Тогда я думал, что все, в этот раз уже не выкарабкаюсь. Но русские своих не бросают, и прилетевший самолет МЧС доставил всех нас, «двухсотых» и «трехсотых», прямо в Москву, в Раменское. «Двухсотых» – в Челобитьево, на наш «российский Арлингтон» – «пал смертью храбрых при выполнении боевого задания». Ну а «трехсотых» – в Бурденко, где я и валялся последние два месяца. Эвакуировали и тех двух ребят, что в том деле обошлись без царапины, тем более что с тем же рейсом прибыли наши «сменщики» из резервной группы, готовые продолжить нашу работу.
Короче, товарищи, кажется, это была моя последняя такая командировка. «Таможня», в роли которой выступила военно-врачебная комиссия, не дала добро на продолжение активной службы. Примерно так же ссаживают на землю летчиков – когда по состоянию здоровья они способны угробить в полете и себя, и машину. Направление в военный санаторий служило весьма слабым утешением после этой весьма неприятной новости. Сколько моих коллег после такого известия спивались или пускали себе пулю в висок… Но мы не такие; еще не знаю как, но мы прорвемся.
Сегодня утром от тяжких раздумий меня отвлек вызов к начальству. Поначалу я решил, что речь пойдет о моей последней командировке, и пребывал в некотором недоумении, поскольку мой рапорт об этом деле, написанный в госпитале, не должен был вызывать никаких вопросов.

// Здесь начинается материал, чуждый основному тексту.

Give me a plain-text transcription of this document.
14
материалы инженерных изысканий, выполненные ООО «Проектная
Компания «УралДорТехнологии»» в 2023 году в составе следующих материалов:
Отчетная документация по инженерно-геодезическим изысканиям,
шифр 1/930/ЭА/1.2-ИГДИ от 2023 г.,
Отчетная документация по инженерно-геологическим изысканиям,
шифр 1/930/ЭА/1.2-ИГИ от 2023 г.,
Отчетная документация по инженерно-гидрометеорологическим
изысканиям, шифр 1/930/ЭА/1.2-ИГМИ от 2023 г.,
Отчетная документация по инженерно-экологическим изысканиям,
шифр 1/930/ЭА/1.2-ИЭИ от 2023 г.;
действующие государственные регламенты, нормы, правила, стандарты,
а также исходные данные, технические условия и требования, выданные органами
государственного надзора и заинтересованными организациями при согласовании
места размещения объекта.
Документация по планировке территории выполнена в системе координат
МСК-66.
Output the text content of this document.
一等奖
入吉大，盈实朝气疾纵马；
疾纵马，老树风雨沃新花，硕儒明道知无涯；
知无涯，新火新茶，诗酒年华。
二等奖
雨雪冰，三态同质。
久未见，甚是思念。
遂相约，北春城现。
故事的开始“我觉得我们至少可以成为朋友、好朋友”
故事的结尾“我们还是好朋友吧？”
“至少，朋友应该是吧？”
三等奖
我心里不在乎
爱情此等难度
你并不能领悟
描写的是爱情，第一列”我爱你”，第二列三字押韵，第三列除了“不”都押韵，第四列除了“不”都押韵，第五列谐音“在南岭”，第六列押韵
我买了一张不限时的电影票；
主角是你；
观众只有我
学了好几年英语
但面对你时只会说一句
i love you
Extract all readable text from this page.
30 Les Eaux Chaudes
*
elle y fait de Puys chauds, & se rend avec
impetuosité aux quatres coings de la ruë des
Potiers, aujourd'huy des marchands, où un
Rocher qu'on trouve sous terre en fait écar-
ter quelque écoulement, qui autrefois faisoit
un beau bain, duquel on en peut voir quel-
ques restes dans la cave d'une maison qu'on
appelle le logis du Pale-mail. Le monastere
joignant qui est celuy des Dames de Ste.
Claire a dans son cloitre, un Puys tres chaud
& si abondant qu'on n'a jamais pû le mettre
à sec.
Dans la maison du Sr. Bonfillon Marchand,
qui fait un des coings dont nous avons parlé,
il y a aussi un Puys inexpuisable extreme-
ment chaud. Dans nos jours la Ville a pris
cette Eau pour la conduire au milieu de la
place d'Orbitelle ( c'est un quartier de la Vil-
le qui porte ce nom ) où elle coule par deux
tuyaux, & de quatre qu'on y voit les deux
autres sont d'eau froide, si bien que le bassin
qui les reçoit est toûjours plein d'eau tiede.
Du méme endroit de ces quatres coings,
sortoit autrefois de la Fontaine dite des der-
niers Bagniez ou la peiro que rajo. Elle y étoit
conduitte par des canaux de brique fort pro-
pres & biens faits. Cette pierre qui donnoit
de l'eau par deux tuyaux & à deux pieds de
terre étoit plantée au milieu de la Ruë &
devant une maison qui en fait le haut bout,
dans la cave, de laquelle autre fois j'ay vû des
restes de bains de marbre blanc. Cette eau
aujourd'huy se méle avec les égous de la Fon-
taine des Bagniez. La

Чуть позже выяснилось, что он ничего и не вызвал, а дело было совсем в другом.
Генерал встретил меня в своем кабинете немного смущенной и виноватой улыбкой.
– Здравия желаю, товарищ генерал, – козырнул я и замолчал, ожидая, что начальство само объяснит причины неурочного вызова сотрудника, формально находящегося в отпуске по состоянию здоровья.
– Здравствуй, Слава, и извини, что так вышло… – невпопад ответил он на мой вопрошающий взгляд, – сам же знаешь, что с медициной не спорят.
– Да я и не спорю, товарищ генерал, – ответил я, вспомнив, что с десяток лет назад генерал и сам находился в такой же ситуации, когда ему вот так же, по завершении августовской компании по борьбе с грызунами, медики закрыли выход в поле.
– Ладно… – махнул рукой генерал. – Теперь слушай. Тут мне позвонили с самого верха… – легким кивком головы мой начальник отпасовал невысказанный вопрос к висящему на стене портрету. – Для какого-то очень важного и секретного дела им нужен офицер с большим жизненным опытом и развитой «чуйкой». А я-то знаю, что у тебя этого добра навалом.